蒺藜苜蓿中GRAS家族基因的全基因组特征揭示了它们的进化动态和功能多样化。

Genome-wide characterization of GRAS family genes in Medicago truncatula reveals their evolutionary dynamics and functional diversification.

作者信息

Zhang Hailing, Cao Yingping, Shang Chen, Li Jikai, Wang Jianli, Wu Zhenying, Ma Lichao, Qi Tianxiong, Fu Chunxiang, Bai Zetao, Hu Baozhong

机构信息

College of Life Science, Northeast Agricultural University, Harbin, China.

Pratacultural Sciences Institute of Heilongjiang Academy of Agricultural Sciences, Harbin, Heilongjiang, China.

出版信息

PLoS One. 2017 Sep 25;12(9):e0185439. doi: 10.1371/journal.pone.0185439. eCollection 2017.

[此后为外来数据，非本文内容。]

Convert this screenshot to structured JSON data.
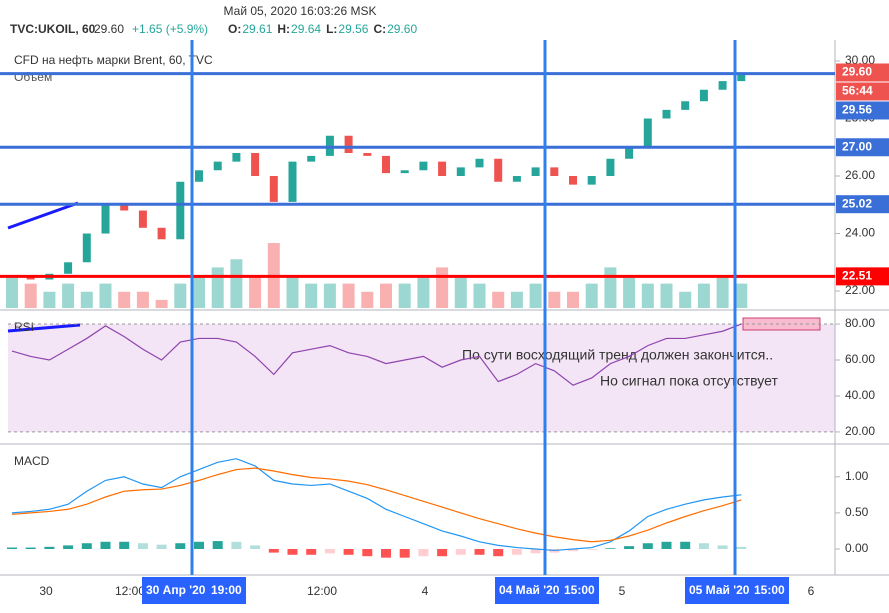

DOI:10.1371/journal.pone.0185439

PMID:28945786

原文链接:https://pmc.ncbi.nlm.nih.gov/articles/PMC5612761/

Abstract

The GRAS gene family is a large plant-specific family of transcription factors that are involved in diverse processes during plant development. Medicago truncatula is an ideal model plant for genetic research in legumes, and specifically for studying nodulation, which is crucial for nitrogen fixation. In this study, 59 MtGRAS genes were identified and classified into eight distinct subgroups based on phylogenetic relationships. Motifs located in the C-termini were conserved across the subgroups, while motifs in the N-termini were subfamily specific. Gene duplication was the main evolutionary force for MtGRAS expansion, especially proliferation of the LISCL subgroup. Seventeen duplicated genes showed strong effects of purifying selection and diverse expression patterns, highlighting their functional importance and diversification after duplication. Thirty MtGRAS genes, including NSP1 and NSP2, were preferentially expressed in nodules, indicating possible roles in the process of nodulation. A transcriptome study, combined with gene expression analysis under different stress conditions, suggested potential functions of MtGRAS genes in various biological pathways and stress responses. Taken together, these comprehensive analyses provide basic information for understanding the potential functions of GRAS genes, and will facilitate further discovery of MtGRAS gene functions.

摘要

GRAS基因家族是一个大型的植物特异性转录因子家族，参与植物发育过程中的多种进程。蒺藜苜蓿是豆科植物遗传研究的理想模式植物，尤其适用于研究对固氮至关重要的结瘤作用。在本研究中，共鉴定出59个蒺藜苜蓿GRAS基因，并根据系统发育关系将其分为八个不同的亚组。位于C端的基序在各亚组中保守，而位于N端的基序具有亚家族特异性。基因复制是蒺藜苜蓿GRAS基因扩张的主要进化动力，尤其是LISCL亚组的扩增。17个复制基因表现出强烈的纯化选择效应和多样的表达模式，突出了它们在复制后的功能重要性和多样化。包括NSP1和NSP2在内的30个蒺藜苜蓿GRAS基因在根瘤中优先表达，表明它们在结瘤过程中可能发挥作用。一项转录组研究，结合不同胁迫条件下的基因表达分析，提示了蒺藜苜蓿GRAS基因在各种生物学途径和胁迫反应中的潜在功能。综上所述，这些综合分析为理解GRAS基因的潜在功能提供了基本信息，并将有助于进一步发现蒺藜苜蓿GRAS基因的功能。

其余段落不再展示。